The trick to getting to 2% is to improve the quality of the traffic at each step.

Consider that homepage conversion rate of 20%. How could you increase that without making any changes to your website?

That 20% conversion rate is actually a composite of different segments. For example, imagine your website has three traffic sources:

  1. Direct traffic (50% of your traffic) converts at 30%
  2. Search traffic (40% of your traffic) converts at 10%
  3. Social traffic (10% of your traffic) converts at 10%

50% * 30% + 40% * 10% + 10% * 10% = 20% homepage conversion rate.

What would happen to your conversion rate if you delisted your site from search engines completely? The numbers now become:

  1. Direct traffic (83.3% of your traffic) converts at 30%
  2. Social traffic (16.7% of your traffic) converts at 10%

83.3% * 30% + 16.7% * 10% = 26.7% homepage conversion rate.

Without making any changes to your site itself, you increased the homepage conversion rate by 26.7%/20% – 1 = +34%. Because the quality of your traffic has improved, the sign up to purchase conversion rate will likely increase as well. Instead of 5% upgrading, it might wind up being 8% (+60%). What’s your overall conversion rate now? 26.7% * 8% = 2.15%!

So in order to double your conversion rate in this made up example all you had to do was delist your site from search engines. Mission accomplished 🍻. As an added bonus many of your other metrics will increase as well. Because your site’s traffic is of a higher quality, your retention rates will go up, your churn will go down, your average revenue per user will go up, your refunds will go down, and more.

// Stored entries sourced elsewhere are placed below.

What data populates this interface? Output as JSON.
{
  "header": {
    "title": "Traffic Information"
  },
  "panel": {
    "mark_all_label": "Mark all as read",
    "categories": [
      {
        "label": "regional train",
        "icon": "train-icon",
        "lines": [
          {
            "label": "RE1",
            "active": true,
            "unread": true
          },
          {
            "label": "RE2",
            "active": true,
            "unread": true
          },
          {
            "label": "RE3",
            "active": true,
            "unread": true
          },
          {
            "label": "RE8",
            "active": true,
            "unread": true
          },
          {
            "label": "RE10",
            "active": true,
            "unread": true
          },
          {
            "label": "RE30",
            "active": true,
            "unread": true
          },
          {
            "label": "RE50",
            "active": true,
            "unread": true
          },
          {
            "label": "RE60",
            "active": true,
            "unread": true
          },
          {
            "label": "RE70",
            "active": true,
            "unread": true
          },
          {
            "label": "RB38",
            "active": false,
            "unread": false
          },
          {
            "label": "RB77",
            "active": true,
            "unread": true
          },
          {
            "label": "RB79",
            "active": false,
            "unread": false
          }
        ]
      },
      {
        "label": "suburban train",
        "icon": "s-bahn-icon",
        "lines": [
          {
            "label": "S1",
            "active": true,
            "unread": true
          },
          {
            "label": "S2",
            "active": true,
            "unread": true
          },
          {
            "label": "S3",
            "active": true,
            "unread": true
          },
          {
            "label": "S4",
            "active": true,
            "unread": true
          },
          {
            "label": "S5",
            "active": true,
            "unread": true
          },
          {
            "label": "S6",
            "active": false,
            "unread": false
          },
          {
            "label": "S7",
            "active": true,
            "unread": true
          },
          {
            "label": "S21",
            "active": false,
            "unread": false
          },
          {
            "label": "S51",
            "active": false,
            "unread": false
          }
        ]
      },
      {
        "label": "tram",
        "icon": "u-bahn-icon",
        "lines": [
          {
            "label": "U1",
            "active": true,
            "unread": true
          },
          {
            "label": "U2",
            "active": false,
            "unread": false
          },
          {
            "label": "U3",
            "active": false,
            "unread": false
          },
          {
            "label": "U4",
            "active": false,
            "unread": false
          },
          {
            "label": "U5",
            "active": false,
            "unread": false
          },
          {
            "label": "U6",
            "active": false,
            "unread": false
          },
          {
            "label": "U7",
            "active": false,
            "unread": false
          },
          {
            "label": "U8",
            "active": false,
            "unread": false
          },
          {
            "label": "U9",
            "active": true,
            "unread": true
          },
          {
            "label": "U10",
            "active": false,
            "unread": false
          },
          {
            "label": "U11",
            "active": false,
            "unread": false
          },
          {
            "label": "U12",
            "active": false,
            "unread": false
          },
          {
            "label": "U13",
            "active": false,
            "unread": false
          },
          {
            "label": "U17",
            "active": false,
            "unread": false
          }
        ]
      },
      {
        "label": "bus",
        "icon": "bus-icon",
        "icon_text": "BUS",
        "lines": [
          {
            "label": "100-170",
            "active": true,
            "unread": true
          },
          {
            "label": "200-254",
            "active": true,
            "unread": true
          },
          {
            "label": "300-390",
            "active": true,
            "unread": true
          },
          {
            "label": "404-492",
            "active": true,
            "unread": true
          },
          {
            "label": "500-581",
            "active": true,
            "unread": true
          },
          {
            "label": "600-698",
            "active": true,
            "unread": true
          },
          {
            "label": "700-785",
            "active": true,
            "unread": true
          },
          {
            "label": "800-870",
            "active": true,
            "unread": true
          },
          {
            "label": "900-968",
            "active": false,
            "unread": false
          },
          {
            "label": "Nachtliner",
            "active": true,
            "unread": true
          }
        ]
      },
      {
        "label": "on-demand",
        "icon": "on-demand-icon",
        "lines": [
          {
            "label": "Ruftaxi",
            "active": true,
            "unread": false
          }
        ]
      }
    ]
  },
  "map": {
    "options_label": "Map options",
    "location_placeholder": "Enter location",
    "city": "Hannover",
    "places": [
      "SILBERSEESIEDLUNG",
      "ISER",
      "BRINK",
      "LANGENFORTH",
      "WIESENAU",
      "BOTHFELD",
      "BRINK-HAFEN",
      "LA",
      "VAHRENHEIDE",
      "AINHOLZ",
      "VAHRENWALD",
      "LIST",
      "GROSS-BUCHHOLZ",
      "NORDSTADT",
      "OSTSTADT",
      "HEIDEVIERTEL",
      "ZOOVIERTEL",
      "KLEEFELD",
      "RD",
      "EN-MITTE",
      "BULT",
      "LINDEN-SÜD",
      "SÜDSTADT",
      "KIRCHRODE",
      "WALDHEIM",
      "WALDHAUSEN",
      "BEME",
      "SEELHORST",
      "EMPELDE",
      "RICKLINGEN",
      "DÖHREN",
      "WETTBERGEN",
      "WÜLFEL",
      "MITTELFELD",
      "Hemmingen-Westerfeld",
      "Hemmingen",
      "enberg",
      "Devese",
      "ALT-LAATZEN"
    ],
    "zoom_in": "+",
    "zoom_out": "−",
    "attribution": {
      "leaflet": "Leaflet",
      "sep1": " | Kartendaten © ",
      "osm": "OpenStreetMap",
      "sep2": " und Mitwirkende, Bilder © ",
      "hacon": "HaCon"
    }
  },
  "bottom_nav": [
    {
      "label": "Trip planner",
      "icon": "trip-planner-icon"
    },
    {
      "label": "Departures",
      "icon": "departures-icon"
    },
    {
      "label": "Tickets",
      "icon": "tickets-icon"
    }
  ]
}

You could also do similar hacks where you make your website non-mobile-friendly so Google decreases its mobile rankings, which (assuming mobile converts more poorly than desktop users) would increase your conversion rates. You could block certain poorly converting browsers from visiting your site (I’m looking at you, IE). You could block users from poorly converting countries, or even non-English language users if your site isn’t translated.

Of course you should never do any of these things.

In the process of improving your metrics by hacking off a large portion of your traffic, you’ll also wind up decreasing the number of people who make it all the way through the funnel (purchasing in this case).

It’s tempting to want to focus on a single metric like conversion rate, but it’s also important to remember that individual metrics can almost always be artificially boosted:

  • You can increase your conversion rates by preventing low converting traffic from reaching your site (at the expense of revenue)
  • You can increase your revenue by increasing paid advertising (at the expense of profit)
  • You can increase your profit by laying off a bunch of employees (possibly at the expense of your long term growth and profitability).

Instead, try to identify the set of metrics that are most important to your company and pay attention to the group as a whole. More often than not when one metric goes up, another will go down but with solid execution and a little luck, the overall impact of your changes will be a net win for your website or company.